Keeping to himself, he moved from room to room, stopping to study moody landscapes by the Delhi photographer Chandan Gomes that were paired with imaginary scenes drawn by a girl who died at age 12.
“I don’t understand the inner meaning of the art,” said Bashir, who uses one name and makes a living wrapping and delivering fish. “I just like to see beautiful things.”
Bashir’s willingness to engage with the artwork, no matter how challenging, was a victory for the show’s organizers. The southern state of Kerala, and India as a whole, have very few public venues to see art. So the organizers of the biennale, which runs until March 29, strove to create an event that would appeal to everyone — from untutored day laborers to veteran museum curators.
“We are making a cultural festival,” said Bose Krishnamachari, a painter from Kerala who co-founded the show eight years ago. “We have tried to penetrate to the people’s minds so that they feel that it is their biennale.”
Performances by Oorali, a multilingual folk-reggae band from Kerala whose tour bus opens up to become a stage, are mixed in with more cerebral works, such as B.V. Suresh’s “Canes of Wrath,” a dark room filled with representations of slaughtered peacocks, clattering canes and whirling brooms designed to evoke the oppressive tactics of India’s Hindu extremists.
The acclaimed South African artist William Kentridge has been given space for an eight-screen video installation featuring his famous dancing silhouettes. But the biennale’s curator, Anita Dube, also chose to show the works of Bapi Das, a little-known artist from Kolkata, who drives a three-wheeled taxi and sews needlepoint scenes of daily life there.
Many of the works are interactive, and on Mondays, entry to the biennale is free, an attempt to draw in local laborers like Bashir, who would balk at paying the entry fee of 100 rupees, about $1.40. A satellite show supports the next generation of artists, featuring about 130 projects from students across South Asia.
The title of the biennale, “Possibilities for a Non-Alienated Life,” reflects Dube’s effort to build connections between communities, both in Kochi and beyond.
“In spite of our hyper-connectivity, we are more and more alienated from each other,” said Dube, a sculptor and art historian. “We need to think of ways that people can be together via culture.”
Kochi, a centuries-old port city formerly known as Cochin, was at various times ruled by the Portuguese, the Dutch and the British. It has long been a melting pot of cultures and religions.
From its first edition, the biennale has tried to reflect that inclusiveness. For this one, Dube recruited more than 100 artists from India and 30 other countries. More than half are women, and many, like Das, had received little previous exposure.
Shambhavi, a painter and sculptor from the rural Indian state of Bihar, said that women who are artists had long struggled to get the same attention as men. Her work here — a cluster of 300 sickles and other abstract sculptures of farm life — has no distinct gender cast. “But the farmer’s world is very feminine, close to the earth,” said Shambhavi, who uses one name professionally.

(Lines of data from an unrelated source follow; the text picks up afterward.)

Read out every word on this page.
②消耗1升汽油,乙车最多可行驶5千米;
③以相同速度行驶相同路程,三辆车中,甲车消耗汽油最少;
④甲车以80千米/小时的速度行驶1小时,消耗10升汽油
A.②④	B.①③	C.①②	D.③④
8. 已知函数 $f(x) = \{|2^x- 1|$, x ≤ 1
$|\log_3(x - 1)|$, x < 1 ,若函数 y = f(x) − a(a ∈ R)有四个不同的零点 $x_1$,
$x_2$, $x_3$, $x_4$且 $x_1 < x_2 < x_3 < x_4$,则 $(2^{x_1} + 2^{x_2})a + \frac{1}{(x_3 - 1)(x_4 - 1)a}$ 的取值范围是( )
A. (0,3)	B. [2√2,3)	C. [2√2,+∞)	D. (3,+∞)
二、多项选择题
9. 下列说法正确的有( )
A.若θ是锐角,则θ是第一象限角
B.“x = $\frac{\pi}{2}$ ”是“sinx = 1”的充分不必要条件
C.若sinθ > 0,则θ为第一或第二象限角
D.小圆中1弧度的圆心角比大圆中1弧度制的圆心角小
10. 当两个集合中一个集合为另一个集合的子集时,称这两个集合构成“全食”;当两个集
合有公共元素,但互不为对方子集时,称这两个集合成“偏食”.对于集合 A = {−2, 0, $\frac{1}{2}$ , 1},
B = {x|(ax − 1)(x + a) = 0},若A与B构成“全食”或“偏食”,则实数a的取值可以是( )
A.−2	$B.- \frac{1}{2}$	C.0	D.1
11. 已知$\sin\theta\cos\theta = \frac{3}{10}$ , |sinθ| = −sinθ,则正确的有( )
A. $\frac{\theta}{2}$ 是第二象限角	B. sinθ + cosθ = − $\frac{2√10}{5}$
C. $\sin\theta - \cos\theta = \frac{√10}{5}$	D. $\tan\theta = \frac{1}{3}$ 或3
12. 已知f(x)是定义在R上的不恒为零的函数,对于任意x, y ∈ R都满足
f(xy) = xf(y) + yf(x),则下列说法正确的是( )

Contemporary art can be difficult for audiences anywhere to understand, and especially so in India, a nation of 1.3 billion people with little arts education, few museums and almost no government support for the fine arts.
Galleries and private museums have begun to take root in some cities. The Kerala government is a major sponsor of the Kochi biennale, which cost about $4 million.
However, India’s leaders have generally focused on other needs, such as food and health care for the many Indians who live in deep poverty. The art that does get funded tends to support political goals. The government just spent about $430 million to build the world’s tallest statue — a 597-foot monument to the independence leader Sardar Vallabhbhai Patel by the sculptor Ram V. Sutar — in Gujarat, the home state of India’s current prime minister, Narendra Modi. Two bigger statues, of the ancient king ChhatrapatiShivaji and the Hindu deity Ram, are planned in other states run by Modi’s party.
“It’s all about railways, more airports, more roads, more high-rises, and now, the biggest statues in the world,” Dube complained. “Culture is at the back.”
The biennale in 2016-17 drew about 600,000 visitors, and planners hope for 700,000 this time. For Kerala, devastated by flooding from last summer’s monsoons, the show is an economic lifeline that is expected to draw tourists from around the world, some of whom may also visit the area’s beaches or stay on houseboats on its inland waterways.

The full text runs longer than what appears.